Dekalog 4: Part 8, Burning
The segment begins with a long shot of Anka in bed. Given all that we have seen in this episode, we can’t be entirely sure that she’s in that bed alone — but she is. She’s awakened by clanking milk bottles. We will learn the significance of those bottles in episode six.
Anka seems panicked as she wakes up and calls for her dad. She doesn’t see him and seems a combination of scared and depressed that he might be gone. But then she hears a sound in the courtyard and sees Michal walking away. She yells to him, yelling dad twice, and then finally daddy, which gets his attention.
We next see Anka running to Michal, wearing just a robe over her nightgown. When she reached him, she reveals the episode’s big surprise — she never read her mother’s letter, she forged her own and recited it to Michal at the airport. At this moment, the watcher walks by carrying his kayak once again.
She asks him what was actually in the letter, once again questioning whether he had prior knowledge of it all, but he responds “I don’t know.” She asks where he was going, and he said to get milk.
Anka then says that she knows what to do with the letter. We next see her pull it from the drawer. She asks Michal if he will help her destroy it, he agrees. Anka sets the lower corner on fire, the letter is engulfed. The letter mostly chars before the flame dies out, but there is a small fragment remaining.
The part of the letter that remains says “I have something important to tell you. Michal is not …” and that’s all she can read. The episode closes with the black and white picture of Anka’s mother with the two men who could be her father around her.
There are three things about the closing of this episode that are important to discuss. First, the published script includes a different letter fragment than the one Anka narrates in the episode. The script’s fragment reads “My darling daugher, I must tell …” This is a very neutral statement, it gives no clue for or against the theory that Michal is the father.
But the fragment in the episode, while not revealing everything, leans toward the conclusion that Anka’s mother wanted to tell her that he’s not her father. We are given no other clue in this episode that the phrase “Michal is not …” could mean something different.
This brings me to the second question of the ending … which letter did Anka actually burn? She tells Michal that she originally opened the fake letter and then burns the real one. But it’s entirely possible that Anka is lying at the end (she’s told enough lies that we should doubt her) and she actually prepared the fake letter just in case she changed her mind and needed a way to back off the stark conclusion.
This interpretation is somewhat challenged by the actual text that is revealed — if Anka wanted to create a fallback, she would be far more likely to create a neutral second letter or something that clears him of the cloud. So I would lean towards her being truthful at the end and burning the real letter.

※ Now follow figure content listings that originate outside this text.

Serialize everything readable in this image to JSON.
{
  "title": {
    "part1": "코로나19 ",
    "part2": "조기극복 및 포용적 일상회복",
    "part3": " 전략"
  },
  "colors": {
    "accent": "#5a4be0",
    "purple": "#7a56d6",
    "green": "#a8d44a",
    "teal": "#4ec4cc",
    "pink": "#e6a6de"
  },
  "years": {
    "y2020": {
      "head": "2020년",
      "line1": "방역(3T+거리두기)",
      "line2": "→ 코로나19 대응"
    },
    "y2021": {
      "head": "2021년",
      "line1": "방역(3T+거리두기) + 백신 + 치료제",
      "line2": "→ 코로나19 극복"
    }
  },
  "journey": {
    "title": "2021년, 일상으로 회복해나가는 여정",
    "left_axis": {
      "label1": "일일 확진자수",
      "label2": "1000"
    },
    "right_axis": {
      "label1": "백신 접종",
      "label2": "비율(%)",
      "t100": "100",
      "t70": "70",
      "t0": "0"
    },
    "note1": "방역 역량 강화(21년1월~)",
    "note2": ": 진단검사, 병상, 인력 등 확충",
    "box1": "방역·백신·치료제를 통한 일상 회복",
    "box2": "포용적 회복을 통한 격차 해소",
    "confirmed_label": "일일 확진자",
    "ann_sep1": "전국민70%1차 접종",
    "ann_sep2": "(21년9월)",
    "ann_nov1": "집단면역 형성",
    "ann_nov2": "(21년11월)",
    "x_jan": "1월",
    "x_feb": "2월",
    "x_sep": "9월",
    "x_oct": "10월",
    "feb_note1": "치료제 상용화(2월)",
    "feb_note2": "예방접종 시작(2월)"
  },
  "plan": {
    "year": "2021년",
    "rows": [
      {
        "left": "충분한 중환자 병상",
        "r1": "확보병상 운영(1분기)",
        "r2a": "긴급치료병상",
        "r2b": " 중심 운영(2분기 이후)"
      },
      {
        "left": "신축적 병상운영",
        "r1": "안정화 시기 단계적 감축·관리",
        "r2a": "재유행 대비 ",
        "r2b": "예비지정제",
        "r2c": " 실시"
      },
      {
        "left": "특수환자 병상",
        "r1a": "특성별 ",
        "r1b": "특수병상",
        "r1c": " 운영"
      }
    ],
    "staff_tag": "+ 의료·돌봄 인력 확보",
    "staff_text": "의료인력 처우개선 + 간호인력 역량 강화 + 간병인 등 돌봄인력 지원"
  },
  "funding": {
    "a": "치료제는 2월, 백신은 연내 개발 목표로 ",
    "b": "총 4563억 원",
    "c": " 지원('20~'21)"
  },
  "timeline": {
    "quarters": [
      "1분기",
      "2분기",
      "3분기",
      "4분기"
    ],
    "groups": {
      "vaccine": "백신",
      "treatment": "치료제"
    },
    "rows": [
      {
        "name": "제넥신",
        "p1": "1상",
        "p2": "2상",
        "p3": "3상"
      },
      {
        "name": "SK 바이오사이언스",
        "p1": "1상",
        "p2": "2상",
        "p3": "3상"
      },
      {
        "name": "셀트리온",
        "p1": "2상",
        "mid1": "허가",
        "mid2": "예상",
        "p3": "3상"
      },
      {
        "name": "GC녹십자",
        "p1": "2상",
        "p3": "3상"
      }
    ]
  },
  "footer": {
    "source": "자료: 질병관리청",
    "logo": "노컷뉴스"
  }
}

The final matter to discuss: the deleted scene. The published screenplay ends with one last Anka-Michal conversation, one where Anka and Michal wonder what will happen with their lives from this point on. Michal tries on Anka’s glasses and she remarks “everything looks completely different now.”
MIchal closes the episode with a speech: “There was a bloke called Krzysztof who used to work for me once. Have I ever told you this one? He used to come to work on a bike from Michalina, about forty kilometers away. Every day, he would try to break his previous day’s record. How long did it take you today; we’d ask? Twenty-six minutes and forty seconds, he’d say, or twenty-five minutes and three seconds; and so on. He must have been doing a ton or more. One day he doesn’t turn up at work. Half an hour, an hour goes by, and we’re all wondering what on earth’s happened to him. He finally comes in looking white as a sheet and wearing glasses. God in Heaven, Jesus Christ, he says. What’s up? we ask. Gentlemen, he says, I had no idea how many people there were on the roads, how many cars, how narrow the road was, all those bikes and carts, God forgive me. It turned out he was nearsighted with minus four and a half diopters and never knew it. He sold the bike, bought a suit, and never went near another bike again, right to this very day.”
I’m not sure what to make of this speech, which might account for why it was cut. The bit about seeing clearly seems too on-the-nose for Kieslowski. But the parable doesn’t give us much of a clue about how the father-daughter pairing will fare from now on. Now that they’ve exposed the live wires of their feelings, can they go back to the way they were?
In my experience, we never go back to the ways we once were. Revealing feelings always changes a relationship. And in almost every case, the immediate impact is the most difficult. But over time, as the heat and confusion dissipates, it usually turns out to be for the best, even if we are blissfully unaware of the ways not-knowing can go wrong.
That cyclist may miss the fact that he no longer rides freely and confidently to work each day. But those glasses might have kept him from getting smashed by a bus someday.